Jun 26 2007

Defining RAW File Format

Published by at 12:44 am under Better Photos

Digital is awesome!

Photography has taken on new identity with the digital revolution. If you are eager to get your hands on some software that can improve your photos even more, then the Raw file format may be just what you are looking for.

If you handle a lot of the more recent digital cameras, you have probably seen the Raw option on your file format. For those of you that are capitalizing the three letters, you can stop now because unlike JPEG or TIFF, Raw is not an acronym. It is capitalized in the title of this piece simply to attract the attention of those that know it as such. What it is instead is the raw image data that the sensor receives and digitizes inside of the microprocessor of the camera. You must have image processing software to see the raw image, in addition to the less sophisticated versions of some image processing programs. The Raw software turns the Raw image file format into an image that shows up on the screen and let’s you save it to another format besides Raw.

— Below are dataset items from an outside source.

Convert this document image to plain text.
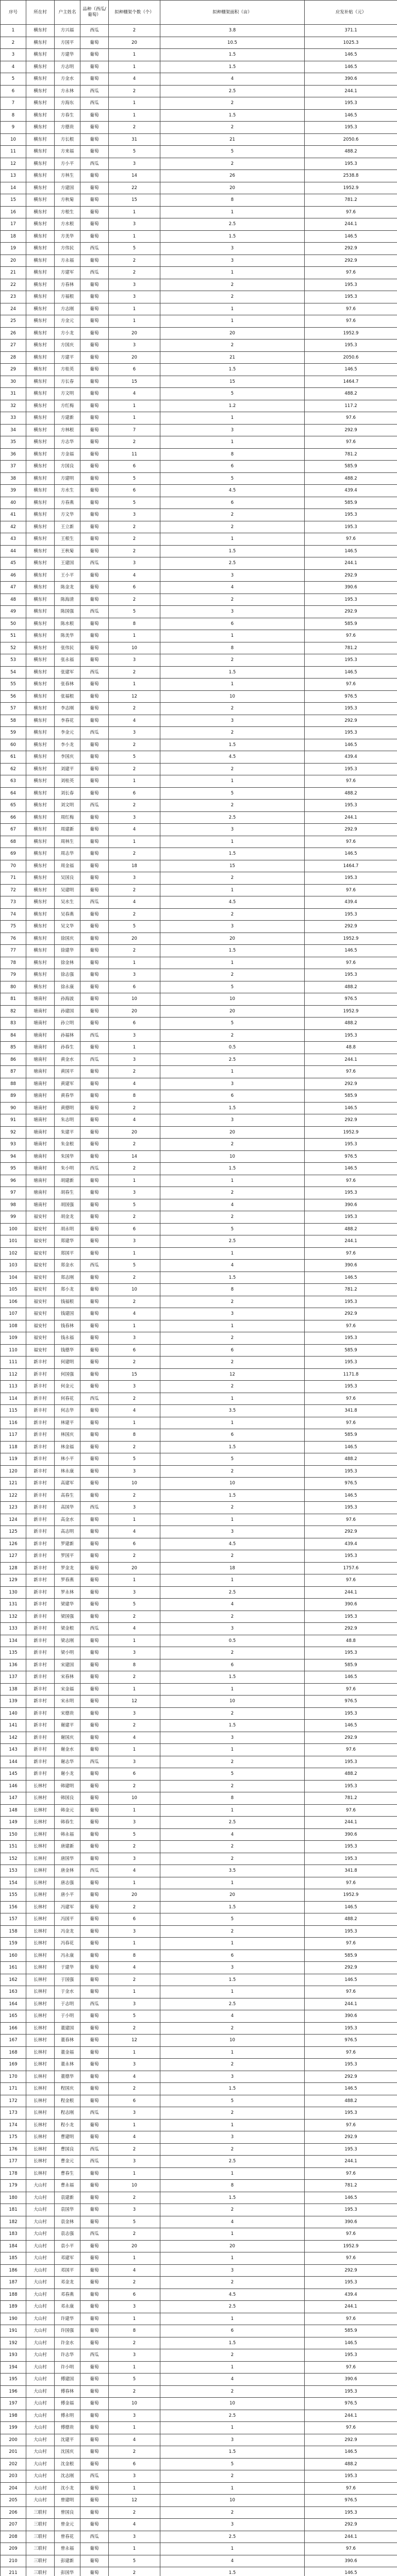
序号	所在村	户主姓名	品种（西瓜/葡萄）	拟种棚架个数（个）	拟种棚架面积（亩）	应发补贴（元）
1	横东村	方兴福	西瓜	2	3.8	371.1
2	横东村	方国平	葡萄	20	10.5	1025.3
3	横东村	方建华	葡萄	1	1.5	146.5
4	横东村	方志明	葡萄	1	1.5	146.5
5	横东村	方金水	葡萄	4	4	390.6
6	横东村	方永林	西瓜	2	2.5	244.1
7	横东村	方海东	西瓜	1	2	195.3
8	横东村	方春生	葡萄	1	1.5	146.5
9	横东村	方德贵	葡萄	2	2	195.3
10	横东村	方长根	葡萄	31	21	2050.6
11	横东村	方来福	葡萄	5	5	488.2
12	横东村	方小平	西瓜	3	2	195.3
13	横东村	方林生	葡萄	14	26	2538.8
14	横东村	方建国	葡萄	22	20	1952.9
15	横东村	方秋菊	葡萄	15	8	781.2
16	横东村	方根生	葡萄	1	1	97.6
17	横东村	方水根	葡萄	3	2.5	244.1
18	横东村	方美华	葡萄	1	1.5	146.5
19	横东村	方伟民	西瓜	5	3	292.9
20	横东村	方永福	葡萄	2	3	292.9
21	横东村	方建军	西瓜	2	1	97.6
22	横东村	方春林	葡萄	3	2	195.3
23	横东村	方福根	葡萄	3	2	195.3
24	横东村	方志刚	葡萄	1	1	97.6
25	横东村	方金元	葡萄	1	1	97.6
26	横东村	方小龙	葡萄	20	20	1952.9
27	横东村	方国庆	葡萄	3	2	195.3
28	横东村	方建平	葡萄	20	21	2050.6
29	横东村	方桂英	葡萄	6	1.5	146.5
30	横东村	方长春	葡萄	15	15	1464.7
31	横东村	方文明	葡萄	4	5	488.2
32	横东村	方红梅	葡萄	1	1.2	117.2
33	横东村	方建新	葡萄	1	1	97.6
34	横东村	方林根	葡萄	7	3	292.9
35	横东村	方志华	葡萄	2	1	97.6
36	横东村	方金福	葡萄	11	8	781.2
37	横东村	方国良	葡萄	6	6	585.9
38	横东村	方建明	葡萄	5	5	488.2
39	横东村	方水生	葡萄	6	4.5	439.4
40	横东村	方春燕	葡萄	5	6	585.9
41	横东村	方文华	葡萄	3	2	195.3
42	横东村	王立新	葡萄	2	2	195.3
43	横东村	王根生	葡萄	2	1	97.6
44	横东村	王秋菊	葡萄	2	1.5	146.5
45	横东村	王建国	西瓜	3	2.5	244.1
46	横东村	王小平	葡萄	4	3	292.9
47	横东村	陈金龙	葡萄	6	4	390.6
48	横东村	陈海清	葡萄	2	2	195.3
49	横东村	陈国强	西瓜	5	3	292.9
50	横东村	陈水根	葡萄	8	6	585.9
51	横东村	陈美华	葡萄	1	1	97.6
52	横东村	张伟民	葡萄	10	8	781.2
53	横东村	张永福	葡萄	3	2	195.3
54	横东村	张建军	西瓜	2	1.5	146.5
55	横东村	张春林	葡萄	1	1	97.6
56	横东村	张福根	葡萄	12	10	976.5
57	横东村	李志刚	葡萄	2	2	195.3
58	横东村	李春花	葡萄	4	3	292.9
59	横东村	李金元	西瓜	3	2	195.3
60	横东村	李小龙	葡萄	2	1.5	146.5
61	横东村	李国庆	葡萄	5	4.5	439.4
62	横东村	刘建平	葡萄	2	2	195.3
63	横东村	刘桂英	葡萄	1	1	97.6
64	横东村	刘长春	葡萄	6	5	488.2
65	横东村	刘文明	西瓜	2	2	195.3
66	横东村	周红梅	葡萄	3	2.5	244.1
67	横东村	周建新	葡萄	4	3	292.9
68	横东村	周林生	葡萄	1	1	97.6
69	横东村	周志华	葡萄	2	1.5	146.5
70	横东村	周金福	葡萄	18	15	1464.7
71	横东村	吴国良	葡萄	3	2	195.3
72	横东村	吴建明	葡萄	2	1	97.6
73	横东村	吴水生	西瓜	4	4.5	439.4
74	横东村	吴春燕	葡萄	2	2	195.3
75	横东村	吴文华	葡萄	5	3	292.9
76	横东村	徐国庆	葡萄	20	20	1952.9
77	横东村	徐建华	葡萄	2	1.5	146.5
78	横东村	徐金林	葡萄	1	1	97.6
79	横东村	徐志强	葡萄	3	2	195.3
80	横东村	徐永康	葡萄	6	5	488.2
81	塘南村	孙海波	葡萄	10	10	976.5
82	塘南村	孙建国	葡萄	20	20	1952.9
83	塘南村	孙立明	葡萄	6	5	488.2
84	塘南村	孙福林	西瓜	3	2	195.3
85	塘南村	孙春生	葡萄	1	0.5	48.8
86	塘南村	黄金水	西瓜	3	2.5	244.1
87	塘南村	黄国平	葡萄	2	1	97.6
88	塘南村	黄建军	葡萄	4	3	292.9
89	塘南村	黄春华	葡萄	8	6	585.9
90	塘南村	黄德明	葡萄	2	1.5	146.5
91	塘南村	朱志明	葡萄	4	3	292.9
92	塘南村	朱建平	葡萄	20	20	1952.9
93	塘南村	朱金根	葡萄	2	2	195.3
94	塘南村	朱国华	葡萄	14	10	976.5
95	塘南村	朱小明	西瓜	2	1.5	146.5
96	塘南村	胡建新	葡萄	1	1	97.6
97	塘南村	胡春生	葡萄	3	2	195.3
98	塘南村	胡国强	葡萄	5	4	390.6
99	福安村	胡金龙	葡萄	2	2	195.3
100	福安村	胡永明	葡萄	6	5	488.2
101	福安村	郑建华	葡萄	3	2.5	244.1
102	福安村	郑国平	葡萄	1	1	97.6
103	福安村	郑金水	西瓜	5	4	390.6
104	福安村	郑志刚	葡萄	2	1.5	146.5
105	福安村	郑小龙	葡萄	10	8	781.2
106	福安村	钱福根	葡萄	2	2	195.3
107	福安村	钱建国	葡萄	4	3	292.9
108	福安村	钱春林	葡萄	1	1	97.6
109	福安村	钱永福	葡萄	3	2	195.3
110	福安村	钱德华	葡萄	6	6	585.9
111	新丰村	何建明	葡萄	2	2	195.3
112	新丰村	何国强	葡萄	15	12	1171.8
113	新丰村	何金元	葡萄	3	2	195.3
114	新丰村	何春花	西瓜	2	1	97.6
115	新丰村	何志华	葡萄	4	3.5	341.8
116	新丰村	林建平	葡萄	1	1	97.6
117	新丰村	林国庆	葡萄	8	6	585.9
118	新丰村	林金福	葡萄	2	1.5	146.5
119	新丰村	林小平	葡萄	5	5	488.2
120	新丰村	林永康	葡萄	3	2	195.3
121	新丰村	高建军	葡萄	10	10	976.5
122	新丰村	高春生	葡萄	2	1.5	146.5
123	新丰村	高国华	西瓜	3	2	195.3
124	新丰村	高金水	葡萄	1	1	97.6
125	新丰村	高志明	葡萄	4	3	292.9
126	新丰村	罗建新	葡萄	6	4.5	439.4
127	新丰村	罗国平	葡萄	2	2	195.3
128	新丰村	罗金龙	葡萄	20	18	1757.6
129	新丰村	罗春燕	葡萄	1	1	97.6
130	新丰村	罗永林	葡萄	3	2.5	244.1
131	新丰村	梁建华	葡萄	5	4	390.6
132	新丰村	梁国强	葡萄	2	2	195.3
133	新丰村	梁金根	西瓜	4	3	292.9
134	新丰村	梁志刚	葡萄	1	0.5	48.8
135	新丰村	梁小明	葡萄	3	2	195.3
136	新丰村	宋建国	葡萄	8	6	585.9
137	新丰村	宋春林	葡萄	2	1.5	146.5
138	新丰村	宋金福	葡萄	1	1	97.6
139	新丰村	宋永明	葡萄	12	10	976.5
140	新丰村	宋德贵	葡萄	3	2	195.3
141	新丰村	谢建平	葡萄	2	1.5	146.5
142	新丰村	谢国庆	葡萄	4	3	292.9
143	新丰村	谢金水	葡萄	1	1	97.6
144	新丰村	谢志华	西瓜	3	2	195.3
145	新丰村	谢小龙	葡萄	6	5	488.2
146	长林村	韩建明	葡萄	2	2	195.3
147	长林村	韩国良	葡萄	10	8	781.2
148	长林村	韩金元	葡萄	1	1	97.6
149	长林村	韩春生	葡萄	3	2.5	244.1
150	长林村	韩永福	葡萄	5	4	390.6
151	长林村	唐建新	葡萄	2	2	195.3
152	长林村	唐国华	葡萄	3	2	195.3
153	长林村	唐金林	西瓜	4	3.5	341.8
154	长林村	唐志强	葡萄	1	1	97.6
155	长林村	唐小平	葡萄	20	20	1952.9
156	长林村	冯建军	葡萄	2	1.5	146.5
157	长林村	冯国平	葡萄	6	5	488.2
158	长林村	冯金龙	葡萄	3	2	195.3
159	长林村	冯春花	葡萄	1	1	97.6
160	长林村	冯永康	葡萄	8	6	585.9
161	长林村	于建华	葡萄	4	3	292.9
162	长林村	于国强	葡萄	2	1.5	146.5
163	长林村	于金水	葡萄	1	1	97.6
164	长林村	于志明	西瓜	3	2.5	244.1
165	长林村	于小明	葡萄	5	4	390.6
166	长林村	董建国	葡萄	2	2	195.3
167	长林村	董春林	葡萄	12	10	976.5
168	长林村	董金福	葡萄	1	1	97.6
169	长林村	董永林	葡萄	3	2	195.3
170	长林村	董德华	葡萄	4	3	292.9
171	长林村	程国庆	葡萄	2	1.5	146.5
172	长林村	程金根	葡萄	6	5	488.2
173	长林村	程志刚	西瓜	3	2	195.3
174	长林村	程小龙	葡萄	1	1	97.6
175	长林村	曹建明	葡萄	4	3	292.9
176	长林村	曹国良	西瓜	2	2	195.3
177	长林村	曹金元	西瓜	3	2.5	244.1
178	长林村	曹春生	葡萄	1	1	97.6
179	大山村	曹永福	葡萄	10	8	781.2
180	大山村	袁建新	葡萄	2	1.5	146.5
181	大山村	袁国华	葡萄	3	2	195.3
182	大山村	袁金林	葡萄	5	4	390.6
183	大山村	袁志强	西瓜	2	1	97.6
184	大山村	袁小平	葡萄	20	20	1952.9
185	大山村	邓建军	葡萄	1	1	97.6
186	大山村	邓国平	葡萄	4	3	292.9
187	大山村	邓金龙	葡萄	2	2	195.3
188	大山村	邓春燕	葡萄	6	4.5	439.4
189	大山村	邓永康	葡萄	3	2.5	244.1
190	大山村	许建华	葡萄	1	1	97.6
191	大山村	许国强	葡萄	8	6	585.9
192	大山村	许金水	葡萄	2	1.5	146.5
193	大山村	许志华	西瓜	3	2	195.3
194	大山村	许小明	葡萄	1	1	97.6
195	大山村	傅建国	葡萄	5	4	390.6
196	大山村	傅春林	葡萄	2	2	195.3
197	大山村	傅金福	葡萄	10	10	976.5
198	大山村	傅永明	葡萄	3	2.5	244.1
199	大山村	傅德贵	葡萄	1	1	97.6
200	大山村	沈建平	葡萄	4	3	292.9
201	大山村	沈国庆	葡萄	2	1.5	146.5
202	大山村	沈金根	葡萄	6	5	488.2
203	大山村	沈志刚	西瓜	3	2	195.3
204	大山村	沈小龙	葡萄	1	1	97.6
205	大山村	曾建明	葡萄	12	10	976.5
206	三联村	曾国良	葡萄	2	2	195.3
207	三联村	曾金元	葡萄	4	3	292.9
208	三联村	曾春花	西瓜	3	2.5	244.1
209	三联村	曾永福	葡萄	1	1	97.6
210	三联村	彭建新	葡萄	5	4	390.6
211	三联村	彭国华	葡萄	2	1.5	146.5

Once the Raw file is downloaded to your computer, the file formats are uncompressed, like Tiffs but the Raw file format offers more information than you would get in the JPEG file. All JPEG files are compressed so even if it is Fine or Super Fine or whatever is the lowest compression JPEG file the information is written to your memory card. After the information goes away and the image is opened, it is reconstructed with algorithms or what the thrown out pixels favor. Once the information is gone, it cannot be retrieved so if you are dealing with images that have a lot of delicate details, there might be some loss of subtle tonal gradations.

Raw is a great file format for purists, but it also can be useful to the average Joe. If you want to get the most out of your images, Raw is the way to go. If you are wondering why you can’t just shoot TIFF’s since they are non-compressed file format without losing information, you can. However, if your camera used TIFF you could easily use 24MB plus per exposure, and so even with a new 2GB memory card, you would be limited to about 80 photos. If you go with Raw format file, it will take up only about 33% of the space a TIFF uses, allowing about 240 photos on the 2GB card.

With raw, your image processing will be deferred until you have the images processed by the Raw converter software on your computer. This occurs because, while you are using your camera in raw mode there is less processing inside of your digital camera.

Even though these are all great reasons to use Raw file format, the real benefits come when you have the Raw image in the computer. Once you open the Raw converter software, you will see a raft of options that allow you to balance image and the exposure compensation controls the way that you set them when you are photographing. You will be able to define resolution for printing and change between color spaces and noise filters. The Raw file format can open up a wealth of photographic experiences. Using the Raw file format is kind of like developing your own film.

The Raw file format is a wonderful way to get the most out of the photos. If you are skeptical, give it a chance and see what you think. You will be surprised by results.